DNA is extracted and purified before sequencing. Some of this DNA is then processed for library preparation. Library is a pool of similarly sized DNA fragments with adapters attached.
During library preparation, DNA first undergoes tagmentation, where DNA is simultaneously fragmented and tagged with adapters using an enzyme called tranposome. Transposomes can cut DNA and insert a portion of itself (adapter sequence). After adapters are ligated, DNA is cleaned up from excess transposomes and amplified using PCR. During PCR, additional motifs, such as the sequencing primer binding sites indices and regions that are complementary to the flow cell oligos are also added.
Libraries are then cleaned up using AMPure XP beads, which also provide a size selection feature. This is followed by quantification, using Qubit flourometric assay, and normalization.
Clustering and sequencing occur in the flow cell. A flow cell is a multilane glass with nano wells coated with two types of oligonucleotides (oligos) on the surface.
Cluster generation results in clonal amplification of all the fragments through the following steps:
- Fragments are applied and allowed to hybridize through adapter sequences with complementary oligos.
- A polymerase creates a complement of the hybrid fragment creating a double stranded hybrid.
- The double stranded molecule is denatured and the original template is washed away.
- The strands are clonally amplified through bridge amplification. In this process:the strand folds over on the adapter region and hybridizes to the second type of oligo on the flow cell.*Polymerases generate the complementary strand forming a double stranded bridge.*This bridge is denatured resulting in two single stranded copies of the molecule that are tethered to the flow cell.*The process is then repeated over and over again simultaneously with millions of clusters resulting in clonal amplification of all the fragments.

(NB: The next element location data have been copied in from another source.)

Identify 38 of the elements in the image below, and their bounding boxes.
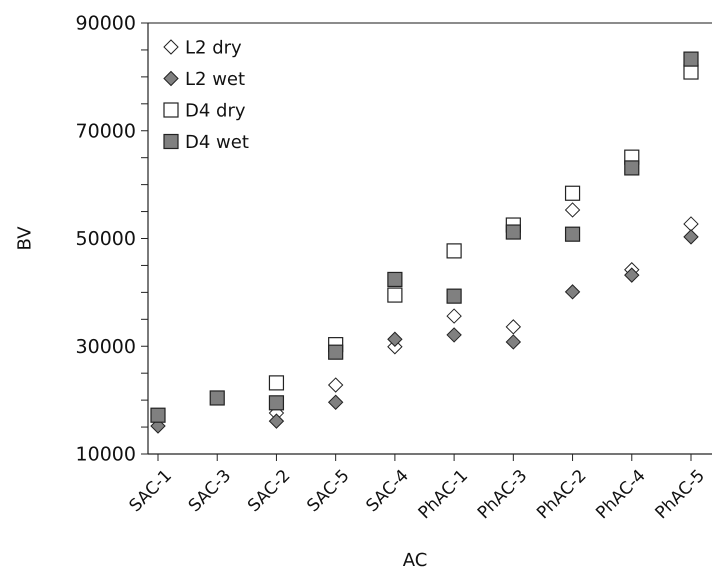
y-tick-label: 50000 [76,228,136,250]
point [268,395,284,410]
point [210,390,225,406]
point [684,229,698,244]
legend-label: L2 dry [185,37,242,58]
point [564,186,580,201]
point [387,272,402,288]
legend-label: D4 dry [185,100,246,122]
point [328,394,344,410]
point [328,378,344,393]
legend-label: D4 wet [185,132,249,153]
y-tick-label: 90000 [76,12,136,35]
point [506,334,521,350]
point [387,332,402,347]
point [506,224,521,240]
point [268,414,284,429]
point [446,288,462,304]
point [684,216,698,232]
point [446,308,462,324]
x-axis-title: AC [402,550,428,571]
point [446,243,462,258]
point [624,160,640,176]
point [268,375,284,390]
point [564,226,580,242]
y-tick-label: 10000 [76,444,136,466]
y-axis-title: BV [14,226,36,251]
point [565,202,580,218]
point [328,344,344,360]
point [387,287,402,303]
legend-label: L2 wet [185,68,246,90]
point [683,51,699,67]
point [506,319,521,334]
point [446,327,462,342]
point [565,284,580,300]
y-tick-label: 30000 [76,336,136,358]
point [624,268,640,283]
point [150,408,166,423]
y-tick-label: 70000 [76,120,136,142]
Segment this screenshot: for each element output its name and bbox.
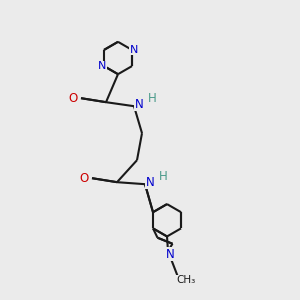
Text: O: O	[68, 92, 78, 105]
Text: H: H	[148, 92, 156, 105]
Text: N: N	[135, 98, 143, 111]
Text: N: N	[98, 61, 106, 71]
Text: N: N	[166, 248, 174, 260]
Text: H: H	[159, 170, 167, 183]
Text: CH₃: CH₃	[176, 275, 196, 285]
Text: O: O	[80, 172, 88, 185]
Text: N: N	[130, 45, 138, 55]
Text: N: N	[146, 176, 154, 189]
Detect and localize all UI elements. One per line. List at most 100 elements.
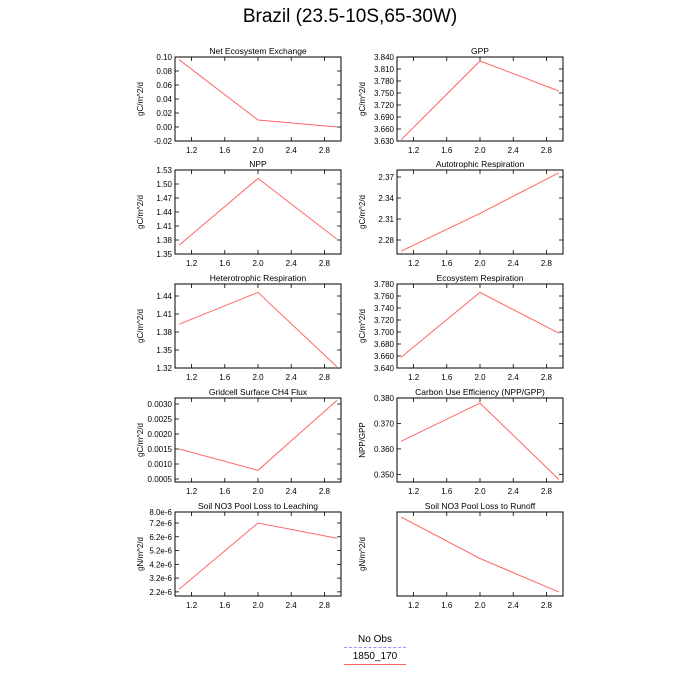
- panel-1-frame: [174, 56, 342, 142]
- panel-7-ytick-label: 0.0030: [148, 400, 173, 409]
- panel-10-xtick-label: 1.2: [408, 601, 420, 610]
- panel-1-xtick-label: 1.6: [219, 146, 231, 155]
- panel-5-ylabel: gC/m^2/d: [136, 309, 145, 343]
- panel-6-xtick-label: 1.2: [408, 373, 420, 382]
- panel-5-xtick-label: 2.0: [252, 373, 264, 382]
- panel-7-xtick-label: 1.6: [219, 487, 231, 496]
- panel-7-xtick-label: 2.4: [286, 487, 298, 496]
- panel-3-ytick-label: 1.41: [156, 222, 172, 231]
- panel-7-title: Gridcell Surface CH4 Flux: [209, 387, 308, 397]
- panel-8-ytick-label: 0.360: [374, 445, 395, 454]
- panel-9-series-line: [178, 522, 337, 590]
- panel-1-ytick-label: -0.02: [154, 137, 173, 146]
- panel-3-ytick-label: 1.47: [156, 194, 172, 203]
- panel-1-ytick-label: 0.08: [156, 67, 172, 76]
- panel-8-ytick-label: 0.350: [374, 470, 395, 479]
- panel-3-xtick-label: 1.6: [219, 259, 231, 268]
- panel-7-frame: [174, 397, 342, 483]
- panel-2-ytick-label: 3.840: [374, 53, 395, 62]
- panel-6-ytick-label: 3.640: [374, 364, 395, 373]
- panel-6-ytick-label: 3.740: [374, 304, 395, 313]
- panel-4-title: Autotrophic Respiration: [436, 159, 525, 169]
- panel-4-ytick-label: 2.37: [378, 173, 394, 182]
- panel-1-xtick-label: 2.0: [252, 146, 264, 155]
- panel-3-xtick-label: 1.2: [186, 259, 198, 268]
- panel-2-ytick-label: 3.690: [374, 113, 395, 122]
- panel-9-frame: [174, 511, 342, 597]
- panel-9-ytick-label: 6.2e-6: [149, 533, 172, 542]
- panel-9-title: Soil NO3 Pool Loss to Leaching: [198, 501, 318, 511]
- figure-title: Brazil (23.5-10S,65-30W): [242, 6, 458, 27]
- panel-5-xtick-label: 1.2: [186, 373, 198, 382]
- panel-5-title: Heterotrophic Respiration: [210, 273, 307, 283]
- panel-3-frame: [174, 169, 342, 255]
- panel-3-series-line: [178, 177, 338, 246]
- panel-8-frame: [396, 397, 564, 483]
- panel-3-xtick-label: 2.4: [286, 259, 298, 268]
- panel-7-xtick-label: 1.2: [186, 487, 198, 496]
- panel-3-ylabel: gC/m^2/d: [136, 195, 145, 229]
- panel-9-xtick-label: 2.0: [252, 601, 264, 610]
- panel-9-ytick-label: 2.2e-6: [149, 588, 172, 597]
- panel-2-ytick-label: 3.720: [374, 101, 395, 110]
- panel-8-xtick-label: 1.6: [441, 487, 453, 496]
- panel-4-ytick-label: 2.28: [378, 236, 394, 245]
- panel-2-ylabel: gC/m^2/d: [358, 82, 367, 116]
- panel-4-xtick-label: 1.2: [408, 259, 420, 268]
- panel-5-xtick-label: 2.8: [319, 373, 331, 382]
- panel-1-ytick-label: 0.10: [156, 53, 172, 62]
- panel-3-xtick-label: 2.0: [252, 259, 264, 268]
- panel-3-title: NPP: [249, 159, 267, 169]
- panel-2-xtick-label: 2.0: [474, 146, 486, 155]
- panel-2-ytick-label: 3.750: [374, 89, 395, 98]
- panel-8-series-line: [400, 402, 560, 480]
- panel-4-xtick-label: 2.0: [474, 259, 486, 268]
- panel-3-xtick-label: 2.8: [319, 259, 331, 268]
- panel-2-xtick-label: 1.6: [441, 146, 453, 155]
- panel-2-ytick-label: 3.810: [374, 65, 395, 74]
- panel-1-ytick-label: 0.04: [156, 95, 172, 104]
- panel-7-ytick-label: 0.0015: [148, 445, 173, 454]
- panel-1-ytick-label: 0.02: [156, 109, 172, 118]
- panel-4-ylabel: gC/m^2/d: [358, 195, 367, 229]
- panel-1-ylabel: gC/m^2/d: [136, 82, 145, 116]
- panel-6-title: Ecosystem Respiration: [437, 273, 524, 283]
- panel-10-title: Soil NO3 Pool Loss to Runoff: [425, 501, 536, 511]
- panel-5-frame: [174, 283, 342, 369]
- panel-8-xtick-label: 2.0: [474, 487, 486, 496]
- panel-3-ytick-label: 1.53: [156, 166, 172, 175]
- panel-6-ytick-label: 3.720: [374, 316, 395, 325]
- panel-9-xtick-label: 2.8: [319, 601, 331, 610]
- panel-6-xtick-label: 2.4: [508, 373, 520, 382]
- panel-1-ytick-label: 0.00: [156, 123, 172, 132]
- panel-6-frame: [396, 283, 564, 369]
- panel-7-ytick-label: 0.0025: [148, 415, 173, 424]
- panel-9-ytick-label: 8.0e-6: [149, 508, 172, 517]
- panel-1-xtick-label: 2.8: [319, 146, 331, 155]
- panel-5-ytick-label: 1.38: [156, 328, 172, 337]
- panel-2-ytick-label: 3.660: [374, 125, 395, 134]
- legend-swatch-run: [344, 664, 406, 665]
- panel-8-title: Carbon Use Efficiency (NPP/GPP): [415, 387, 545, 397]
- panel-2-xtick-label: 1.2: [408, 146, 420, 155]
- panel-2-frame: [396, 56, 564, 142]
- panel-8-ytick-label: 0.370: [374, 419, 395, 428]
- panel-7-ytick-label: 0.0010: [148, 460, 173, 469]
- panel-4-xtick-label: 2.4: [508, 259, 520, 268]
- panel-6-ytick-label: 3.760: [374, 292, 395, 301]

- After bridge amplification, the reverse strands are cleaved and washed off leaving only the forward strands.
- The 3’ ends are blocked to prevent unwanted priming.
Sequencing then begins by synthesis in the following manner:
a) The extension of the first sequencing primer to produce the first read.
- This proprietary process is called sequencing by synthesis. During the synthesis reactions, proprietary modified nucleotides, corresponding to each of the four bases, each with a different fluorescent label, are incorporated in a complementary manner to the template, and are then detected. The number of cycles determines the length of the read. Hundreds of millions of clusters are sequenced in a massively parallel process.
- After the completion of the first read, the read product is washed away.
- The index one read primer is introduced and hybridized to the template. The read is generated in the same manner as the first read.
- After completion of the index one read, the read product is washed off.
- The 3’end becomes deprotected.
- The template then folds over and binds the second oligo on the flow cell.
- Index two is read in the same manner as index one.
- Index two read product is washed off at the completion of this step.
- Polymerases extend the second flow cell oligo forming a double stranded bridge.
- This dsDNA is then linearized and the 3’ ends are blocked.
- The original forward strand is cleaved off and washed away leaving the reverse strand.
b) Read two begins with the introduction of the read two sequencing primer. As with read one, the sequencing steps are repeated until the desired read length is achieved. The read two product is washed away.
This entire process generates billions of reads representing all the fragments.
Sequences from pooled sample libraries are separated based on the unique indices introduced during the sample preparation. For each sample, reads with similar stretches of base calls are locally clustered. Forward and reverse reads are paired creating continuous sequences. These continuous sequences are aligned back to the reference genome for variant identification.